Menyikapi bencana letusan gunung Merapi memang harus dilakukan dengan baik. Letusan gunung berapi merupakan suatu bencana alam yang tidak mungkin untuk dilawan manusia, melainkan harus diantisipasi sehingga tidak menimbulkan korban jiwa atau kerugian material yang sangat besar. Bencana letusan selain menimbulkan efek pada waktu kejadian letusan, ternyata juga menyisakan bencana sekunder berupa banjir lahar dingin yang tidak kalah dahsyat efeknya. Bagi banyak penduduk setempat terkadang mereka sering bertahan untuk tetap tinggal di lereng gunung Merapi ini. Mereka memiliki alasan keterikatan di sana, selain karena alasan tanah yang subur dan kebiasaan bekerja di daerah sana yang sudah mendarahdaging. Bencana letusan tentunya memang akan  menimbulkan pengaruh, khususnya terhadap kemampuan hidup dan meneruskan usaha untuk mencari nafkah.

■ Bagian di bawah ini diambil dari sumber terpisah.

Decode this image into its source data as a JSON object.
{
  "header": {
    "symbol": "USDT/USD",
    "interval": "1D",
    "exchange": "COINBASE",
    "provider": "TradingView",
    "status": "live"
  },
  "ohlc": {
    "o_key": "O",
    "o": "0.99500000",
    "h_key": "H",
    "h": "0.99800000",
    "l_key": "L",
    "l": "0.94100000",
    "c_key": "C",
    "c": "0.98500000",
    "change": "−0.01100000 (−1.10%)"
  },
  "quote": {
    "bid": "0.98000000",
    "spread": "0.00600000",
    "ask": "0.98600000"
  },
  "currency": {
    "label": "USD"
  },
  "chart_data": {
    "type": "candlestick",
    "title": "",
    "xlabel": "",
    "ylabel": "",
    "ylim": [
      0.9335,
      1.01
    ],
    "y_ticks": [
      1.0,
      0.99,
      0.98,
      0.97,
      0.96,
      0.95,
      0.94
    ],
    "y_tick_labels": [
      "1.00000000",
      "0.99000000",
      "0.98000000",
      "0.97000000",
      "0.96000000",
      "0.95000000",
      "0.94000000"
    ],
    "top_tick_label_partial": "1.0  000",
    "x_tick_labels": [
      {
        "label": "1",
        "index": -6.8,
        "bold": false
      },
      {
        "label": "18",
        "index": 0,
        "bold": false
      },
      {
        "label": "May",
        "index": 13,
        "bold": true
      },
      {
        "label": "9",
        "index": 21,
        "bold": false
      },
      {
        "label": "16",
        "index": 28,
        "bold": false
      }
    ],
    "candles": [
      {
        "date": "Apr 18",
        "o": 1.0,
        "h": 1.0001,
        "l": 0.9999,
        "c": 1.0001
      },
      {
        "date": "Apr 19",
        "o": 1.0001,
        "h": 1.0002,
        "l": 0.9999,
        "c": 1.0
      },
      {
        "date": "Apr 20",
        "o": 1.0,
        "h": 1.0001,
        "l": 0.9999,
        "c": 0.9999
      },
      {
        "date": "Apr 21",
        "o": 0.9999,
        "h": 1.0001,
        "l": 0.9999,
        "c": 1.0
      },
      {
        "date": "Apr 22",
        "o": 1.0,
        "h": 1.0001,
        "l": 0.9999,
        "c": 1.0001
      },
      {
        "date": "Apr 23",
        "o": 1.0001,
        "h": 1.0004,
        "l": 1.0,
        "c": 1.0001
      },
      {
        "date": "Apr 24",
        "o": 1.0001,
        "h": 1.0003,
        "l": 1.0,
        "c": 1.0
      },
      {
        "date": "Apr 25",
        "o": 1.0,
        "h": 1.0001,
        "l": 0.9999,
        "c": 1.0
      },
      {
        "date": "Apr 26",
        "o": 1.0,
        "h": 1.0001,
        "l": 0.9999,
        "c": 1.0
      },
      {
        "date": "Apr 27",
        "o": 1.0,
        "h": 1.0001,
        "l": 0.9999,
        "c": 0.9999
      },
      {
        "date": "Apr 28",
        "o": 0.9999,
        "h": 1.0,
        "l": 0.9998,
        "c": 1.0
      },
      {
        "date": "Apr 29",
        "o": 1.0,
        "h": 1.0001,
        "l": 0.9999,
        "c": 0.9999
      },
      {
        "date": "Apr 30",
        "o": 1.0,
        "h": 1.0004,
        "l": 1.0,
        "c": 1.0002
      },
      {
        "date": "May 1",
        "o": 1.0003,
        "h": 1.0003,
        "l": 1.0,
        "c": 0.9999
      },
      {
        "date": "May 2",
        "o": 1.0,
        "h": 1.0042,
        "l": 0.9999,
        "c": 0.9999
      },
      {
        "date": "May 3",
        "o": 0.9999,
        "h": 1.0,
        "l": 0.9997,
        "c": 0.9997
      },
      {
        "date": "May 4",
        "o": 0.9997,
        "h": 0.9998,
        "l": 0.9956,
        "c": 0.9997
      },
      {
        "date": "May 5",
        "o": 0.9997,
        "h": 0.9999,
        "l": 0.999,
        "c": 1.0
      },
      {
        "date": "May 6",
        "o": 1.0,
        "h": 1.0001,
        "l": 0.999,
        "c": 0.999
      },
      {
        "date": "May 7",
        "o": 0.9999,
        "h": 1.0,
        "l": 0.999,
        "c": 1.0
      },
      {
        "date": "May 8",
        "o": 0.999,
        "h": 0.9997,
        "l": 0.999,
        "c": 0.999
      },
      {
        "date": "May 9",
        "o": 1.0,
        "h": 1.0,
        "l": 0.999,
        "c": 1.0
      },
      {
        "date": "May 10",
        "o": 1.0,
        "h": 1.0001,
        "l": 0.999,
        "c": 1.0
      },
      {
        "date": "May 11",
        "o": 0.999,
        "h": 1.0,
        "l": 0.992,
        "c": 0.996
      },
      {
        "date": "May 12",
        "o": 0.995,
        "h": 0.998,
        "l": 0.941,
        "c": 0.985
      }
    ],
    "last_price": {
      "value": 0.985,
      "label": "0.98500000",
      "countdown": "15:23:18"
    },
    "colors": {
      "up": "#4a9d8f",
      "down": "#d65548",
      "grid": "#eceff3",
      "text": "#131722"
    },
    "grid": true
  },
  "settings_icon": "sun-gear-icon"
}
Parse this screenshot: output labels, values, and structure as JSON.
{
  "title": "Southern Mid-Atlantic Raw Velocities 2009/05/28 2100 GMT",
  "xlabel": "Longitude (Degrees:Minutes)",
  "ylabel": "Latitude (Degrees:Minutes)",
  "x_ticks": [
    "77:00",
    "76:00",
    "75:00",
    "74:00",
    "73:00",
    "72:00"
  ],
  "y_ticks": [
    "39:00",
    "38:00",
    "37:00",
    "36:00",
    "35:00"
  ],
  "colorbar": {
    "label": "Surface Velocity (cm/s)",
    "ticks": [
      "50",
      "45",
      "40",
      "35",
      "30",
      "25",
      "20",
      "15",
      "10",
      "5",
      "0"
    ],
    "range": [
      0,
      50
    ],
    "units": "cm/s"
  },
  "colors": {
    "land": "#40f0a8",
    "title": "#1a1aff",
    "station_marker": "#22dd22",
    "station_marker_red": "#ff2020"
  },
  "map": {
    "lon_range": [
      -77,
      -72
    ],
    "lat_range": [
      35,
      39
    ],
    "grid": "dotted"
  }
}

Mata pencaharian utama penduduk yang berdomisili di lereng Merapi adalah bertani dan beternak. Dengan kejadian letusan ini tentu usaha mereka akan terganggu. Hal ini banyak terjadi khususnya untuk warga yang memiliki lahan sawah atau bahkan tempat tinggal yang berada di zona bahaya, termasuk juga yang dahulu tertimpa aliran awan panas (wedhus gembel) atau yang sekarang terkena banjir lahar dingin.

Bagi yang rumahnya terkena bencana, penduduk dialihkan untuk tinggal di hunian sementara. Akan tetapi untuk menghidupi dan memenuhi kebutuhan hidup sehari-hari, jelas tidak mungkin mengandalkan bantuan baik dari pemerintah ataupun sumbangan masyarakat. Beberapa penduduk masih dapat mengolah lahan pertaniannya kembali, walaupun harus penuh perjuangan karena lahan umumnya rusak terkena hujan abu. Saat ini sebagian masyarakat ada juga yang beralih matapencaharian untuk menjadi penambang pasir. Pasir yang melimpah dari alirah lahar dingin ini memang dapt memberikan berkah baru sebagai sumber penghidupan.

Sisa-sisa pohon yang habis terbakar kena awan panas Merapi.

Sisa-sisa pohon yang habis terbakar kena awan panas Merapi.

Alternatif lain adalah dengan bergerak di sektor wisata. Untuk diketahui saat ini areal tempat sisa-sisa bencana ini mengundang banyak orang untuk datang berkunjung. Dengan embel-embel sebagai wisata bencana, maka penduduk setempat dapat melakukan aktivitas penarikan retribusi daerah tertentu sebagai kawasan wisata, penataan parkir, pemandu wisata atau membuat kios berjualan. Mereka dapat berjualan makanan kecil dan minuman, selain itu juga menjual pernik-pernik produk yang terkait bencana seperti kaos, foto, CD dokumentasi bencana dan lain-lain.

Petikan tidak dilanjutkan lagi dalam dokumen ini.